FAQs: Handy facts about the postal dispute
About 48,000 unionized urban Canada Post workers began strike action June 2 at 11:59 p.m. ET, with a rolling strike that started in Winnipeg and then moved to other cities including Hamilton, Montreal, Edmonton, Calgary, Victoria, Quebec City and Kitchener, Ont., among others. Following 12 days of rotating strikes, Canada Post locked out the workers on June 14.
Here are handy facts about the job action:
Why a lockout?
Canada Post said it had no choice when faced with an "accelerating" decline in volumes and revenue, combined with an "inability to deliver mail on a timely and safe basis." Canada Post claims the rotating strikes have caused losses approaching $100 million.
The Canadian Union of Postal Workers called the move "irresponsible" and "counterproductive."
Will any mail be delivered?
Canada Post has ceased nearly all mail delivery nationwide, with the exception of monthly social assistance payments such as government pension cheques, veterans' cheques and child benefit cheques. Those cheques would all be delivered on June 20 by letter carriers in uniform who had agreed in advance to be on the job throughout a work stoppage for this reason. Rural carriers are still on the job so those in rural areas can expect to receive mail for another couple of days.
Can I still mail a letter?
Mail boxes are in the process of being sealed. If you should find one that is not yet sealed, don't drop mail into it as it will not be delivered as there is no way of picking it up.
All corporate mail outlets are closed. Retails mail outlets will remain open, though will not accept mail or parcels for delivery. Electronic options, such as e-post, will still be available.
Why Winnipeg first?
The Canadian Union of Postal Workers says Winnipeg was chosen because it was the first city to undergo Canada Post's modernization program. The union says that program has led to a deterioration in public service and serious health and safety problems relating to new equipment and work methods.
What does the union want?
A key issue for the union, which represents close to 50,000 letter carriers and other workers, is Canada Post's modernization program. The union said it involves new methods such as requiring letter carriers, who walk on average 15 kilometres a day, sometimes in bad weather, to carry multiple bundles on their routes instead of just one. Inside workers stand for eight-hour shifts at new machines that are twice as fast at processing the mail. Another major issue is Canada Post's demand to eliminate the sick leave plan for all employees and replace it with what the union calls an inferior short-term disability plan. The union is asking for a four-year contract with wage increases of 3.3 per cent in the first year and 2.75 per cent in years two and three. The union opposes an 18 per cent wage cut for new hires. Pensions are also an issue.
What has Canada Post offered?
Canada Post called the union's offer "out of touch" with the challenges currently facing the Crown corporation, which includes a core letter-mail business that has fallen by more than 17 per cent per address since 2006, and a current pension deficit of $3.2 billion.

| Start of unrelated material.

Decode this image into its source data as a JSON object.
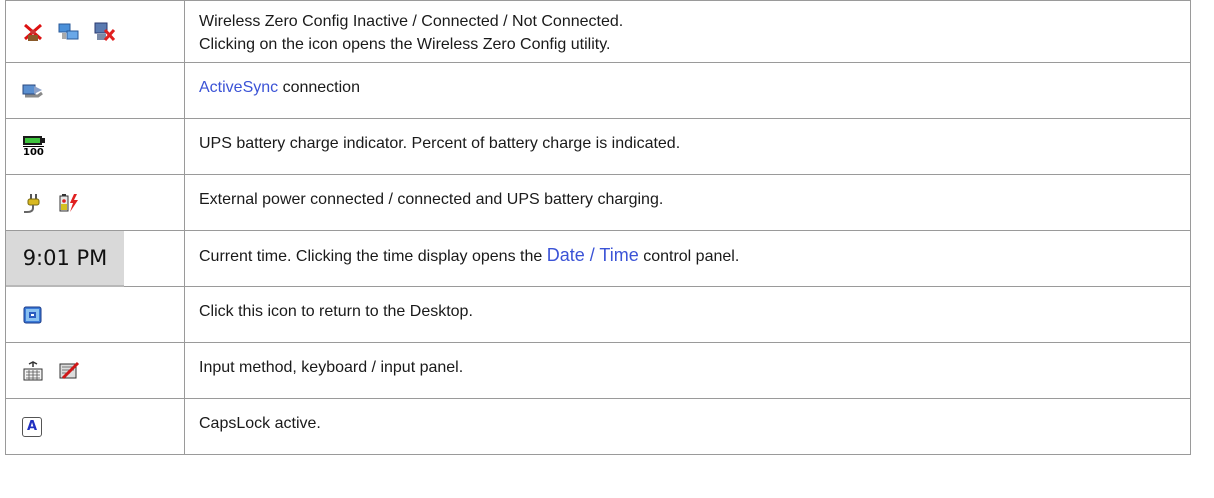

Canada Post has tabled an offer that includes a defined benefit pension plan for both new and existing employees, seven weeks vacation after 28 years of service and job security. Canada Post has made what it said were a number of compromises on issues, including sick days and the wage for new hires. It also took its intention to hire more part-time workers off the table.
Will the government intervene?
On June 23, MPs voted to limit debate on a motion that will allow for Bill C-6 to be pushed through the House of Commons in one sitting instead of going through the normal number of readings and committee stages. Debate on that motion will continue throughout the day but will be brought to a vote — and passed with the Conservative majority — at 8 p.m. ET. Then the debate on the bill itself will get underway and it could go around-the-clock. The House of Commons won't rise for their summer break until the legislation is passed. Both the NDP and the Liberals are opposed to it. Prime Minister Stephen Harper defended the government's action and the bill's measures, which include wage increases that are lower than the ones offered to the union by Canada Post at the negotiating table.
Has this happened before?
The last time Canada Post workers went on strike was in 1997. The government of the day forced an end to the strike with legislation after about two weeks.
What do postal workers make?
The average starting wage for postal workers is $23 an hour.